Major League Soccer finally has a rivalry worthy of the name but the nasty edge to Thursday's second leg of the Western Conference semi-finals between the two glamour teams, L.A. Galaxy and New York Red Bulls, might not be quite what the league's marketing men had hoped for.

The match had been billed as a clash between the team's two big-name, big-money imports, L.A.'s David Beckham and New York's Thierry Henry, but the build-up has been dominated by a war of words between New York's Luke Rodgers and L.A.'s Landon Donovan.

The pair have been trading insults ever since Rodgers unleashed a foul-mouthed criticism of Donovan after a game in May, claiming the league's poster boy had insulted Frenchman Henry and badgered the referee.

Donovan issued a sarcastic retaliation through Twitter: "I'm confused, who is Luke Rogers?", complete with a mis-spelling of the striker's name.

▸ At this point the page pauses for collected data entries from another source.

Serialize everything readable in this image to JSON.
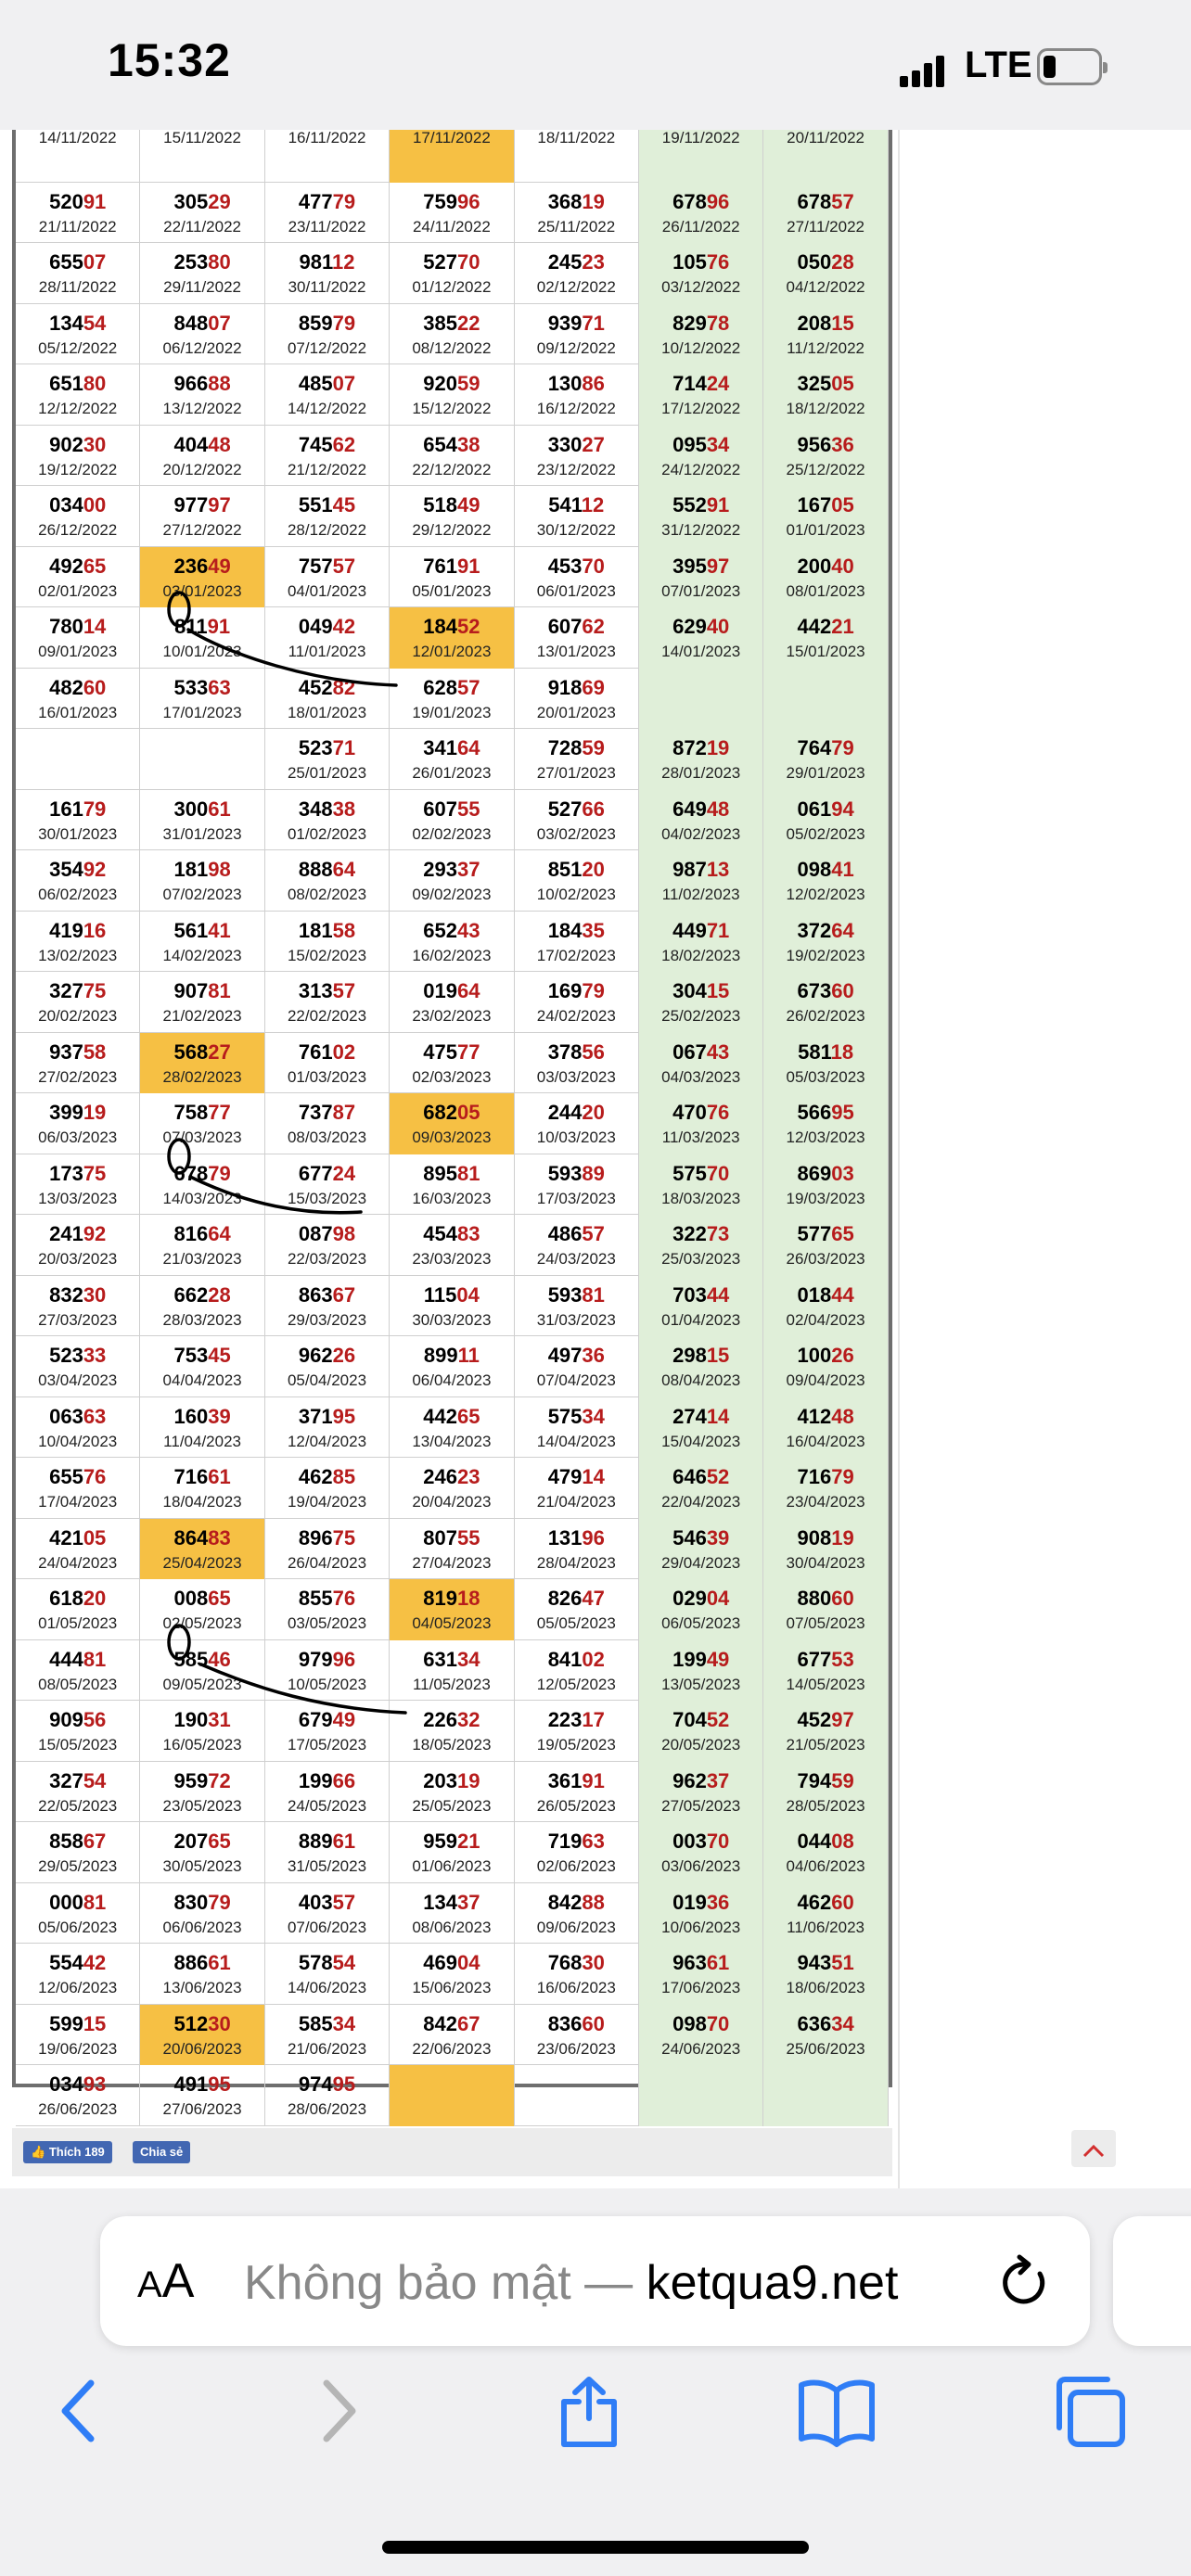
{
  "status_bar": {
    "time": "15:32",
    "network": "LTE"
  },
  "table": {
    "rows": [
      [
        [
          "",
          "14/11/2022"
        ],
        [
          "",
          "15/11/2022"
        ],
        [
          "",
          "16/11/2022"
        ],
        [
          "",
          "17/11/2022",
          "hl"
        ],
        [
          "",
          "18/11/2022"
        ],
        [
          "",
          "19/11/2022"
        ],
        [
          "",
          "20/11/2022"
        ]
      ],
      [
        [
          "52091",
          "21/11/2022"
        ],
        [
          "30529",
          "22/11/2022"
        ],
        [
          "47779",
          "23/11/2022"
        ],
        [
          "75996",
          "24/11/2022"
        ],
        [
          "36819",
          "25/11/2022"
        ],
        [
          "67896",
          "26/11/2022"
        ],
        [
          "67857",
          "27/11/2022"
        ]
      ],
      [
        [
          "65507",
          "28/11/2022"
        ],
        [
          "25380",
          "29/11/2022"
        ],
        [
          "98112",
          "30/11/2022"
        ],
        [
          "52770",
          "01/12/2022"
        ],
        [
          "24523",
          "02/12/2022"
        ],
        [
          "10576",
          "03/12/2022"
        ],
        [
          "05028",
          "04/12/2022"
        ]
      ],
      [
        [
          "13454",
          "05/12/2022"
        ],
        [
          "84807",
          "06/12/2022"
        ],
        [
          "85979",
          "07/12/2022"
        ],
        [
          "38522",
          "08/12/2022"
        ],
        [
          "93971",
          "09/12/2022"
        ],
        [
          "82978",
          "10/12/2022"
        ],
        [
          "20815",
          "11/12/2022"
        ]
      ],
      [
        [
          "65180",
          "12/12/2022"
        ],
        [
          "96688",
          "13/12/2022"
        ],
        [
          "48507",
          "14/12/2022"
        ],
        [
          "92059",
          "15/12/2022"
        ],
        [
          "13086",
          "16/12/2022"
        ],
        [
          "71424",
          "17/12/2022"
        ],
        [
          "32505",
          "18/12/2022"
        ]
      ],
      [
        [
          "90230",
          "19/12/2022"
        ],
        [
          "40448",
          "20/12/2022"
        ],
        [
          "74562",
          "21/12/2022"
        ],
        [
          "65438",
          "22/12/2022"
        ],
        [
          "33027",
          "23/12/2022"
        ],
        [
          "09534",
          "24/12/2022"
        ],
        [
          "95636",
          "25/12/2022"
        ]
      ],
      [
        [
          "03400",
          "26/12/2022"
        ],
        [
          "97797",
          "27/12/2022"
        ],
        [
          "55145",
          "28/12/2022"
        ],
        [
          "51849",
          "29/12/2022"
        ],
        [
          "54112",
          "30/12/2022"
        ],
        [
          "55291",
          "31/12/2022"
        ],
        [
          "16705",
          "01/01/2023"
        ]
      ],
      [
        [
          "49265",
          "02/01/2023"
        ],
        [
          "23649",
          "03/01/2023",
          "hl"
        ],
        [
          "75757",
          "04/01/2023"
        ],
        [
          "76191",
          "05/01/2023"
        ],
        [
          "45370",
          "06/01/2023"
        ],
        [
          "39597",
          "07/01/2023"
        ],
        [
          "20040",
          "08/01/2023"
        ]
      ],
      [
        [
          "78014",
          "09/01/2023"
        ],
        [
          "81191",
          "10/01/2023"
        ],
        [
          "04942",
          "11/01/2023"
        ],
        [
          "18452",
          "12/01/2023",
          "hl"
        ],
        [
          "60762",
          "13/01/2023"
        ],
        [
          "62940",
          "14/01/2023"
        ],
        [
          "44221",
          "15/01/2023"
        ]
      ],
      [
        [
          "48260",
          "16/01/2023"
        ],
        [
          "53363",
          "17/01/2023"
        ],
        [
          "45282",
          "18/01/2023"
        ],
        [
          "62857",
          "19/01/2023"
        ],
        [
          "91869",
          "20/01/2023"
        ],
        [
          "",
          ""
        ],
        [
          "",
          ""
        ]
      ],
      [
        [
          "",
          ""
        ],
        [
          "",
          ""
        ],
        [
          "52371",
          "25/01/2023"
        ],
        [
          "34164",
          "26/01/2023"
        ],
        [
          "72859",
          "27/01/2023"
        ],
        [
          "87219",
          "28/01/2023"
        ],
        [
          "76479",
          "29/01/2023"
        ]
      ],
      [
        [
          "16179",
          "30/01/2023"
        ],
        [
          "30061",
          "31/01/2023"
        ],
        [
          "34838",
          "01/02/2023"
        ],
        [
          "60755",
          "02/02/2023"
        ],
        [
          "52766",
          "03/02/2023"
        ],
        [
          "64948",
          "04/02/2023"
        ],
        [
          "06194",
          "05/02/2023"
        ]
      ],
      [
        [
          "35492",
          "06/02/2023"
        ],
        [
          "18198",
          "07/02/2023"
        ],
        [
          "88864",
          "08/02/2023"
        ],
        [
          "29337",
          "09/02/2023"
        ],
        [
          "85120",
          "10/02/2023"
        ],
        [
          "98713",
          "11/02/2023"
        ],
        [
          "09841",
          "12/02/2023"
        ]
      ],
      [
        [
          "41916",
          "13/02/2023"
        ],
        [
          "56141",
          "14/02/2023"
        ],
        [
          "18158",
          "15/02/2023"
        ],
        [
          "65243",
          "16/02/2023"
        ],
        [
          "18435",
          "17/02/2023"
        ],
        [
          "44971",
          "18/02/2023"
        ],
        [
          "37264",
          "19/02/2023"
        ]
      ],
      [
        [
          "32775",
          "20/02/2023"
        ],
        [
          "90781",
          "21/02/2023"
        ],
        [
          "31357",
          "22/02/2023"
        ],
        [
          "01964",
          "23/02/2023"
        ],
        [
          "16979",
          "24/02/2023"
        ],
        [
          "30415",
          "25/02/2023"
        ],
        [
          "67360",
          "26/02/2023"
        ]
      ],
      [
        [
          "93758",
          "27/02/2023"
        ],
        [
          "56827",
          "28/02/2023",
          "hl"
        ],
        [
          "76102",
          "01/03/2023"
        ],
        [
          "47577",
          "02/03/2023"
        ],
        [
          "37856",
          "03/03/2023"
        ],
        [
          "06743",
          "04/03/2023"
        ],
        [
          "58118",
          "05/03/2023"
        ]
      ],
      [
        [
          "39919",
          "06/03/2023"
        ],
        [
          "75877",
          "07/03/2023"
        ],
        [
          "73787",
          "08/03/2023"
        ],
        [
          "68205",
          "09/03/2023",
          "hl"
        ],
        [
          "24420",
          "10/03/2023"
        ],
        [
          "47076",
          "11/03/2023"
        ],
        [
          "56695",
          "12/03/2023"
        ]
      ],
      [
        [
          "17375",
          "13/03/2023"
        ],
        [
          "67879",
          "14/03/2023"
        ],
        [
          "67724",
          "15/03/2023"
        ],
        [
          "89581",
          "16/03/2023"
        ],
        [
          "59389",
          "17/03/2023"
        ],
        [
          "57570",
          "18/03/2023"
        ],
        [
          "86903",
          "19/03/2023"
        ]
      ],
      [
        [
          "24192",
          "20/03/2023"
        ],
        [
          "81664",
          "21/03/2023"
        ],
        [
          "08798",
          "22/03/2023"
        ],
        [
          "45483",
          "23/03/2023"
        ],
        [
          "48657",
          "24/03/2023"
        ],
        [
          "32273",
          "25/03/2023"
        ],
        [
          "57765",
          "26/03/2023"
        ]
      ],
      [
        [
          "83230",
          "27/03/2023"
        ],
        [
          "66228",
          "28/03/2023"
        ],
        [
          "86367",
          "29/03/2023"
        ],
        [
          "11504",
          "30/03/2023"
        ],
        [
          "59381",
          "31/03/2023"
        ],
        [
          "70344",
          "01/04/2023"
        ],
        [
          "01844",
          "02/04/2023"
        ]
      ],
      [
        [
          "52333",
          "03/04/2023"
        ],
        [
          "75345",
          "04/04/2023"
        ],
        [
          "96226",
          "05/04/2023"
        ],
        [
          "89911",
          "06/04/2023"
        ],
        [
          "49736",
          "07/04/2023"
        ],
        [
          "29815",
          "08/04/2023"
        ],
        [
          "10026",
          "09/04/2023"
        ]
      ],
      [
        [
          "06363",
          "10/04/2023"
        ],
        [
          "16039",
          "11/04/2023"
        ],
        [
          "37195",
          "12/04/2023"
        ],
        [
          "44265",
          "13/04/2023"
        ],
        [
          "57534",
          "14/04/2023"
        ],
        [
          "27414",
          "15/04/2023"
        ],
        [
          "41248",
          "16/04/2023"
        ]
      ],
      [
        [
          "65576",
          "17/04/2023"
        ],
        [
          "71661",
          "18/04/2023"
        ],
        [
          "46285",
          "19/04/2023"
        ],
        [
          "24623",
          "20/04/2023"
        ],
        [
          "47914",
          "21/04/2023"
        ],
        [
          "64652",
          "22/04/2023"
        ],
        [
          "71679",
          "23/04/2023"
        ]
      ],
      [
        [
          "42105",
          "24/04/2023"
        ],
        [
          "86483",
          "25/04/2023",
          "hl"
        ],
        [
          "89675",
          "26/04/2023"
        ],
        [
          "80755",
          "27/04/2023"
        ],
        [
          "13196",
          "28/04/2023"
        ],
        [
          "54639",
          "29/04/2023"
        ],
        [
          "90819",
          "30/04/2023"
        ]
      ],
      [
        [
          "61820",
          "01/05/2023"
        ],
        [
          "00865",
          "02/05/2023"
        ],
        [
          "85576",
          "03/05/2023"
        ],
        [
          "81918",
          "04/05/2023",
          "hl"
        ],
        [
          "82647",
          "05/05/2023"
        ],
        [
          "02904",
          "06/05/2023"
        ],
        [
          "88060",
          "07/05/2023"
        ]
      ],
      [
        [
          "44481",
          "08/05/2023"
        ],
        [
          "58546",
          "09/05/2023"
        ],
        [
          "97996",
          "10/05/2023"
        ],
        [
          "63134",
          "11/05/2023"
        ],
        [
          "84102",
          "12/05/2023"
        ],
        [
          "19949",
          "13/05/2023"
        ],
        [
          "67753",
          "14/05/2023"
        ]
      ],
      [
        [
          "90956",
          "15/05/2023"
        ],
        [
          "19031",
          "16/05/2023"
        ],
        [
          "67949",
          "17/05/2023"
        ],
        [
          "22632",
          "18/05/2023"
        ],
        [
          "22317",
          "19/05/2023"
        ],
        [
          "70452",
          "20/05/2023"
        ],
        [
          "45297",
          "21/05/2023"
        ]
      ],
      [
        [
          "32754",
          "22/05/2023"
        ],
        [
          "95972",
          "23/05/2023"
        ],
        [
          "19966",
          "24/05/2023"
        ],
        [
          "20319",
          "25/05/2023"
        ],
        [
          "36191",
          "26/05/2023"
        ],
        [
          "96237",
          "27/05/2023"
        ],
        [
          "79459",
          "28/05/2023"
        ]
      ],
      [
        [
          "85867",
          "29/05/2023"
        ],
        [
          "20765",
          "30/05/2023"
        ],
        [
          "88961",
          "31/05/2023"
        ],
        [
          "95921",
          "01/06/2023"
        ],
        [
          "71963",
          "02/06/2023"
        ],
        [
          "00370",
          "03/06/2023"
        ],
        [
          "04408",
          "04/06/2023"
        ]
      ],
      [
        [
          "00081",
          "05/06/2023"
        ],
        [
          "83079",
          "06/06/2023"
        ],
        [
          "40357",
          "07/06/2023"
        ],
        [
          "13437",
          "08/06/2023"
        ],
        [
          "84288",
          "09/06/2023"
        ],
        [
          "01936",
          "10/06/2023"
        ],
        [
          "46260",
          "11/06/2023"
        ]
      ],
      [
        [
          "55442",
          "12/06/2023"
        ],
        [
          "88661",
          "13/06/2023"
        ],
        [
          "57854",
          "14/06/2023"
        ],
        [
          "46904",
          "15/06/2023"
        ],
        [
          "76830",
          "16/06/2023"
        ],
        [
          "96361",
          "17/06/2023"
        ],
        [
          "94351",
          "18/06/2023"
        ]
      ],
      [
        [
          "59915",
          "19/06/2023"
        ],
        [
          "51230",
          "20/06/2023",
          "hl"
        ],
        [
          "58534",
          "21/06/2023"
        ],
        [
          "84267",
          "22/06/2023"
        ],
        [
          "83660",
          "23/06/2023"
        ],
        [
          "09870",
          "24/06/2023"
        ],
        [
          "63634",
          "25/06/2023"
        ]
      ],
      [
        [
          "03493",
          "26/06/2023"
        ],
        [
          "49195",
          "27/06/2023"
        ],
        [
          "97495",
          "28/06/2023"
        ],
        [
          "",
          "",
          "hl"
        ],
        [
          "",
          ""
        ],
        [
          "",
          ""
        ],
        [
          "",
          ""
        ]
      ]
    ]
  },
  "social": {
    "like_label": "Thích 189",
    "share_label": "Chia sẻ"
  },
  "browser": {
    "text_size_label_small": "A",
    "text_size_label_large": "A",
    "url_prefix": "Không bảo mật — ",
    "url_domain": "ketqua9.net"
  },
  "colors": {
    "highlight": "#f6c044",
    "weekend": "#e0efd9",
    "tail_digits": "#b71c1c",
    "annotation_ink": "#000000"
  }
}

Relations between the teams have sunk even further, with Sunday's first-leg, won 1-0 by the Galaxy, ending in a melee.

The Red Bulls' Mexican defender Rafa Marquez, who lobbed a ball at Donovan's leg and later took a dive in the ensuing fracas, was given a red card along with L.A.'s Brazilian Juninho who appeared to elbow a Red Bull player in the face.

Donovan has again found himself in the centre of attention after describing the Red Bulls as "the cheapest team" he has played against, a derogatory American term for an unsporting or dirty team.

Speaking on Wednesday, Rodgers said Donovan's description was off target.

"We're not a cheap team. If calling a team cheap is having the will to win and tackling, putting everything into the game, I don't call it a cheap team, I call it a winning team," he said.

"In my eyes, a lot of their players were doing the same thing."

Rodgers highlighted some incidents in the game where he said L.A. had gone too far and had a simple riposte for Donovan: "People in glass houses shouldn't throw stones."

The former Notts County forward then offered an insight into some of the 'trash talk' that was going on during the game at Red Bull Arena.

"It's funny that people saying we're the cheaper team. I got into an argument with the goalkeeper [Josh Saunders] and he was saying, 'You're in my country now. You're in my country.' I found that funny by the way," Rodgers said.

Donovan has refused to back down from his characterization of the Red Bulls and in a local radio interview said he had just wanted to give his version of events.

"I was clearly not happy with how things ended and I wanted to make sure that people knew what was going on," he said.

"When you have people who are disgracing or shaming the game that we are trying to build, that is really frustrating and none of us want to see that."